Mafia, dda: sindaco Sabella metteva boss in guardia da videocamere

Il sindaco di San Biagio Platani, Santino Sabella, arrestato oggi nell’ambito dell’operazione antimafia Montagna che ha portato in carcere 57 persone, secondo gli investigatori avrebbe messo in guardia il capo della famiglia mafiosa di San Biagio Giuseppe Nugara “dalle attività di videosorveglianza effettuate dalle forze dell’Ordine in paese e che potrebbero metterlo a rischio”. E’ quanto emerge dall’inchiesta antimafia, “Di contro Nugara suggerisce a Sabella – dicono gli investigatori secondo quanto riporta l’Adnkronos – di tenersi lontano dall’Appuntato dei Carabinieri Antonio Sepe in servizio alla Stazione di San Biagio Platani”. “Sabella – dicono gli investigatori – subito condivide la preoccupazione ribadendo come non ci si possa fidare del personale della locale Stazione con il quale è opportuno non fermarsi a parlare”. Ecco qualche stralcio di intercettazione: “no, devi stare attento”, dice Sabella a Nugara. “Tutti i bastardi che stanno davanti alle telecamere… minchia… puntano le telecamere”. E Nugara: “da Antonio… lo sbirro… vedete che vi dovete guardare tutti”. Sabella replica: “da chi?”. Ma Nugara spiega: “da Antonio… vedi che quello è pericoloso”. Sabella aggiunge: “è pericoloso… che devi stare attento a parlarci”. “No, nemmeno ci devi parlare…”, lo mette in guardia Nugara.
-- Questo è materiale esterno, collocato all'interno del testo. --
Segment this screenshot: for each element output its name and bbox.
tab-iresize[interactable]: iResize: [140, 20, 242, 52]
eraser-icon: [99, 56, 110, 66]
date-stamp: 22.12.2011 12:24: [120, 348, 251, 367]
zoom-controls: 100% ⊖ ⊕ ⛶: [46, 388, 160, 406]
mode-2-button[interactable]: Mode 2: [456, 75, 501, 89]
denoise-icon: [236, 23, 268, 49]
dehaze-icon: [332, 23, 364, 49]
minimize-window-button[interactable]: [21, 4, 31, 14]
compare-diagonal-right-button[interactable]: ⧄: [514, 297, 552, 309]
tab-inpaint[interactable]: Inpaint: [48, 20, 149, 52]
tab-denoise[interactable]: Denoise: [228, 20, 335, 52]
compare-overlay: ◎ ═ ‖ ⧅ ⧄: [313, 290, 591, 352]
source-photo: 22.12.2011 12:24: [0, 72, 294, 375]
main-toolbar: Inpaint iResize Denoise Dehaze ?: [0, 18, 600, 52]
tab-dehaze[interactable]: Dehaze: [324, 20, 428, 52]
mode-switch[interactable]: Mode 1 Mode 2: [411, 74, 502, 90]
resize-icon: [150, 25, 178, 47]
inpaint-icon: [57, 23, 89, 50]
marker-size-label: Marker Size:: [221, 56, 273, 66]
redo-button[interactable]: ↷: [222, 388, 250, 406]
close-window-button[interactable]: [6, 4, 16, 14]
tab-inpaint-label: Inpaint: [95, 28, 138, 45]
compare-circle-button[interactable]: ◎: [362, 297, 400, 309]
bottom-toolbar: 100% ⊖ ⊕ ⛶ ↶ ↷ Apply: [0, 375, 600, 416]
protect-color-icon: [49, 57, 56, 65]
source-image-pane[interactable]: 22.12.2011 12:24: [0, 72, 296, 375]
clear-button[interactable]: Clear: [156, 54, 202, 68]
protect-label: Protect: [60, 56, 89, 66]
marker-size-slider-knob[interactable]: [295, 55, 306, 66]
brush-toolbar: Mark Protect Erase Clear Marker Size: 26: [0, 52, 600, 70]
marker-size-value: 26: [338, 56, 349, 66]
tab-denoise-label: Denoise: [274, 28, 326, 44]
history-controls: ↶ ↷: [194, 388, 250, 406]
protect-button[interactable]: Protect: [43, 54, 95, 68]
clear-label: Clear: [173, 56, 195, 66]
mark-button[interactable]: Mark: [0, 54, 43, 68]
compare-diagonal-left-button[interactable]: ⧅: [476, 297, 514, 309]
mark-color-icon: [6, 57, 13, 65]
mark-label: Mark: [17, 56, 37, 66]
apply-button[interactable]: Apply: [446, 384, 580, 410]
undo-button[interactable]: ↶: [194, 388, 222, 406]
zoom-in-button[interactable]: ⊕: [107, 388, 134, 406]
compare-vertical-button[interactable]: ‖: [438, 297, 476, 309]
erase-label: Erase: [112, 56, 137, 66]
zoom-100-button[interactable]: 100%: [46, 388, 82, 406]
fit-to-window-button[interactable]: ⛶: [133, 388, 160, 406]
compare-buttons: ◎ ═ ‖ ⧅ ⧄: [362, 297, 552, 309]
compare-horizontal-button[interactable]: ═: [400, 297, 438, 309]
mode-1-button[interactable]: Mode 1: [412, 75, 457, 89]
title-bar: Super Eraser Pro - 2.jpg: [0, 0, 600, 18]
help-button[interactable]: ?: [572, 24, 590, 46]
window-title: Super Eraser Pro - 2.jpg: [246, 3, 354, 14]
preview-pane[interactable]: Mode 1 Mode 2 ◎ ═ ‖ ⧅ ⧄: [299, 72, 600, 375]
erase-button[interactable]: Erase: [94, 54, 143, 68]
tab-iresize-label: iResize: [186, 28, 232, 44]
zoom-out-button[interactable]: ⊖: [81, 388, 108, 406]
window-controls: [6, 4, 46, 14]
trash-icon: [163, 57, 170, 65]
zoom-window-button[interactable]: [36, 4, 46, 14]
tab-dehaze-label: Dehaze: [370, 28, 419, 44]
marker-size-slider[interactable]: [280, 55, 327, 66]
E Sabella risponde: “No, non ci parlo proprio”. L’inchiesta è coordinata dal procuratore di Palermo Francesco Lo Voi, dall’aggiunto Paolo Guido e dai pm Gery Ferrara e Claudio Camilleri. Le accuse contestate vanno dall’ associazione mafiosa, al traffico di droga, alla truffa, estorsione e a un’ipotesi di voto di scambio.